When an investor uses leverage as it’s intended, they might find that they’re able to increase returns and build equity pretty quickly. This, of course, allows the investor to purchase other properties and… rinse and repeat.

As easy that may sound, you run the risk of becoming overleveraged when the market shifts, property values drop, and interest rates increase. All of these factors can throw off your entire investing strategy and out you in the red.


Risks of Becoming Overleveraged

Leverage can be a useful tool for the savvy investor, but you have to be aware of the potential risks too. To understand those risks, let’s say you have $100,000 cash and want to begin investing.

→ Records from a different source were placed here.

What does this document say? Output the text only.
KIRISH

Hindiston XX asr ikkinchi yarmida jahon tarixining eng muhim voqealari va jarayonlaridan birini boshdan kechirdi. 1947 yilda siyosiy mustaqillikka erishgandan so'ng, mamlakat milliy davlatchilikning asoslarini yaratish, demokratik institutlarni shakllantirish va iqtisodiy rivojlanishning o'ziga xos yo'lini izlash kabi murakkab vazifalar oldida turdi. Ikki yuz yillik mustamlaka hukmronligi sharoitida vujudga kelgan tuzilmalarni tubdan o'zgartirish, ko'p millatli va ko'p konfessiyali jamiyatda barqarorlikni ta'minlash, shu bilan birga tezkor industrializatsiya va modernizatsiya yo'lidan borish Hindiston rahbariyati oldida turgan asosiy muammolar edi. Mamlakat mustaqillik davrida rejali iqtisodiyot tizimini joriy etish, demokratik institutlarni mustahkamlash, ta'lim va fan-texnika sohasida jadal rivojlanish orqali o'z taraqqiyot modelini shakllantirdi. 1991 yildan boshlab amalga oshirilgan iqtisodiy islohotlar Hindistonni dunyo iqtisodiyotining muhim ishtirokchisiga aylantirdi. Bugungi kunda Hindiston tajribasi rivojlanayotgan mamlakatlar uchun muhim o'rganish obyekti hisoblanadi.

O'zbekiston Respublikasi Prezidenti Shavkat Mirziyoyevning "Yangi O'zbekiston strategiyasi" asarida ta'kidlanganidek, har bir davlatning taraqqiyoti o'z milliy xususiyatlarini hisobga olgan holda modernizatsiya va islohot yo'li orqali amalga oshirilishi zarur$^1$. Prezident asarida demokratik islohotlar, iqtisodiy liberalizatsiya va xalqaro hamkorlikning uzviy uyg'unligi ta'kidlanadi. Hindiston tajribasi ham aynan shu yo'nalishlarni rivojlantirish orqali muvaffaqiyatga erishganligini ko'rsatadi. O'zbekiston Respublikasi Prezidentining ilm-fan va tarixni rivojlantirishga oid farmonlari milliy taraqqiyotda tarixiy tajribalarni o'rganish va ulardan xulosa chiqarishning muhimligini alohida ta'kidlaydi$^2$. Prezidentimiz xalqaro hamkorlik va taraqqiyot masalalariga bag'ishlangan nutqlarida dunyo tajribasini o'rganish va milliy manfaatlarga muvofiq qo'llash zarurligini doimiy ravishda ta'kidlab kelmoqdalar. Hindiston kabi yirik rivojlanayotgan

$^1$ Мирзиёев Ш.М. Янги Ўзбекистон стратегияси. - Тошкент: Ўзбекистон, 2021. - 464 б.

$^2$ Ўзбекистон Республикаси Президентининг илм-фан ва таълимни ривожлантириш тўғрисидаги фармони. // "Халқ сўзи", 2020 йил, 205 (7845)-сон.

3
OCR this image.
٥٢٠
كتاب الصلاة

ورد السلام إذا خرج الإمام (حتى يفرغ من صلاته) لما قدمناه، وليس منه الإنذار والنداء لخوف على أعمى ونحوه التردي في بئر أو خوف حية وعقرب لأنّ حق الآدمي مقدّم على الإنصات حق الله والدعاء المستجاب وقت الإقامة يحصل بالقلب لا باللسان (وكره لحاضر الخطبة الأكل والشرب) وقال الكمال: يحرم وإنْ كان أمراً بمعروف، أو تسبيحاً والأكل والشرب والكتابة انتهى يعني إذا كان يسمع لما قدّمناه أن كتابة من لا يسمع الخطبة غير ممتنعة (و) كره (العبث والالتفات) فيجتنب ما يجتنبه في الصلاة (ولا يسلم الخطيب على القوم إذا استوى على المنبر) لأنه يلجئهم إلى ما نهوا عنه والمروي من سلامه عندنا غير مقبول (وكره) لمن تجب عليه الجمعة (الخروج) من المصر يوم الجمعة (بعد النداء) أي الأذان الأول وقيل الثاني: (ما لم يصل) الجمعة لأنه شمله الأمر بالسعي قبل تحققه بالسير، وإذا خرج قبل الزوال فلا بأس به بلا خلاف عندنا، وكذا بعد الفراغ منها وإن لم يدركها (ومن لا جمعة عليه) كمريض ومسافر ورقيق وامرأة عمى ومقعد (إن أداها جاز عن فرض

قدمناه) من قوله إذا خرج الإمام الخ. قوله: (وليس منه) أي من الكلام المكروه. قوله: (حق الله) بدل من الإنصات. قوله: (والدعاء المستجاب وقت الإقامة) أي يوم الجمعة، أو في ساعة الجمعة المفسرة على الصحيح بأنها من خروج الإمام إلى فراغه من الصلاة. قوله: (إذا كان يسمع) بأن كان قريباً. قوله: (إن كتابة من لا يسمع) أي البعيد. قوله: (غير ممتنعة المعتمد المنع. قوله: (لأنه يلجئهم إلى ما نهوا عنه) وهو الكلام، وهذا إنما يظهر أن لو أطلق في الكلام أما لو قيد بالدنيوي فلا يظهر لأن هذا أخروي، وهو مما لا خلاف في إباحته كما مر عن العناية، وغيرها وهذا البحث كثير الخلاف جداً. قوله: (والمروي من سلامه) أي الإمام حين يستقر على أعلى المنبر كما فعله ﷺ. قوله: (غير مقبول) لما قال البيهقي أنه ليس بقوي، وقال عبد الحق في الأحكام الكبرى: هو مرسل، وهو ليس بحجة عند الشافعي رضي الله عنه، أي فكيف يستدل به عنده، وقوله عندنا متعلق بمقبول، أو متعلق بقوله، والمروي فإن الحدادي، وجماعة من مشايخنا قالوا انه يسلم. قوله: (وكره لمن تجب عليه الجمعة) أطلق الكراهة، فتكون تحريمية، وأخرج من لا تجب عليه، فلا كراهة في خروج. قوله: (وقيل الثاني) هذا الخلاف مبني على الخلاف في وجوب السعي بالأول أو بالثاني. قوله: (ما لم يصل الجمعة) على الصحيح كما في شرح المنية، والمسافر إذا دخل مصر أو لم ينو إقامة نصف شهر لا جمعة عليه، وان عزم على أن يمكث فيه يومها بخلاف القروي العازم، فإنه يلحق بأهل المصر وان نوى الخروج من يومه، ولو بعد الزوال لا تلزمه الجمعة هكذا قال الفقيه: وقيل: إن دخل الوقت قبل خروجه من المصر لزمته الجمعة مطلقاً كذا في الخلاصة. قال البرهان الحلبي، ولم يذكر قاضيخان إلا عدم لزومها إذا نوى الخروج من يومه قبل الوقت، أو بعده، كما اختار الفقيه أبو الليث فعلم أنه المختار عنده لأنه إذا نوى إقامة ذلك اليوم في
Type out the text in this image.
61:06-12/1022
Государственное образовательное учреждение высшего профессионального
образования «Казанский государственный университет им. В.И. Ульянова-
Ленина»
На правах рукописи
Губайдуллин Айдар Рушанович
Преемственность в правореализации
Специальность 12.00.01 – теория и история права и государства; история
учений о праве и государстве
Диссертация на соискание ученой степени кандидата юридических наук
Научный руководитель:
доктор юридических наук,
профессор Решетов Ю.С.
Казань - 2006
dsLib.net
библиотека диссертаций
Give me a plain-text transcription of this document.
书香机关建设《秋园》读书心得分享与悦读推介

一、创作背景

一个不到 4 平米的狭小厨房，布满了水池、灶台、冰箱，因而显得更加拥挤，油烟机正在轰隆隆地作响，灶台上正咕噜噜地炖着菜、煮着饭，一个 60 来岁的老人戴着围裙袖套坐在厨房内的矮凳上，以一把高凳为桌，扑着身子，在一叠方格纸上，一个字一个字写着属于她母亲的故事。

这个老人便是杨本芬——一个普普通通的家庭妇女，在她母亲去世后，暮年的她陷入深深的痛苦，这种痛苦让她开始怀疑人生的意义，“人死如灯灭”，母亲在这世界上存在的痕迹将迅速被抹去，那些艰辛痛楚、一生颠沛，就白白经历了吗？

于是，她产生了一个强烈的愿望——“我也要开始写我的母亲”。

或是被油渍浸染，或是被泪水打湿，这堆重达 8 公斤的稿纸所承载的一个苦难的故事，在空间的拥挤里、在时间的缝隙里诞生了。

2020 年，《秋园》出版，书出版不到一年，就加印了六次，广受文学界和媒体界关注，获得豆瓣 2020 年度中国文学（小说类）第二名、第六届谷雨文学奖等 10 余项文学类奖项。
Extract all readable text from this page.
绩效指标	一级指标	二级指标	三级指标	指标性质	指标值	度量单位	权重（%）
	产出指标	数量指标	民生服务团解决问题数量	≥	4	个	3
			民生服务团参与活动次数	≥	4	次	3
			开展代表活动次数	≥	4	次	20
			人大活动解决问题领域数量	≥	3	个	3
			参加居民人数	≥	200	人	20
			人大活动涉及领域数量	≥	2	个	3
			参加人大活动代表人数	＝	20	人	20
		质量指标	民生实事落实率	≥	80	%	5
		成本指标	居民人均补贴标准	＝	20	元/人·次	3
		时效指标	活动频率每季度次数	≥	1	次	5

Here are three possible scenarios:

Note: For the point of these examples, we’ll say property values increase by 11.4% (the national average for 2022). 


Zero Leverage (All Cash Payment)

You use the full $100,000 to buy the property, thus you have no mortgage. After one year, the property is now worth $114,000.

  • You have gained $11,400 from that initial $100,000 investment.


50% Leverage (50% Down Payment)

You put the $100,000 down on a property that’s worth $200,000. You now have a mortgage for the remaining $100,000. After one year, that property is now worth $222,800.

  • You have gained $22,800 from that initial $100,000 investment.


75% Leverage (75% Down Payment)

You split the $100,000 and purchase two properties, each valued at $200,000. You are now financing $150,000 for each property ($300,000 total). After one year, the total value of both properties equals $445,600.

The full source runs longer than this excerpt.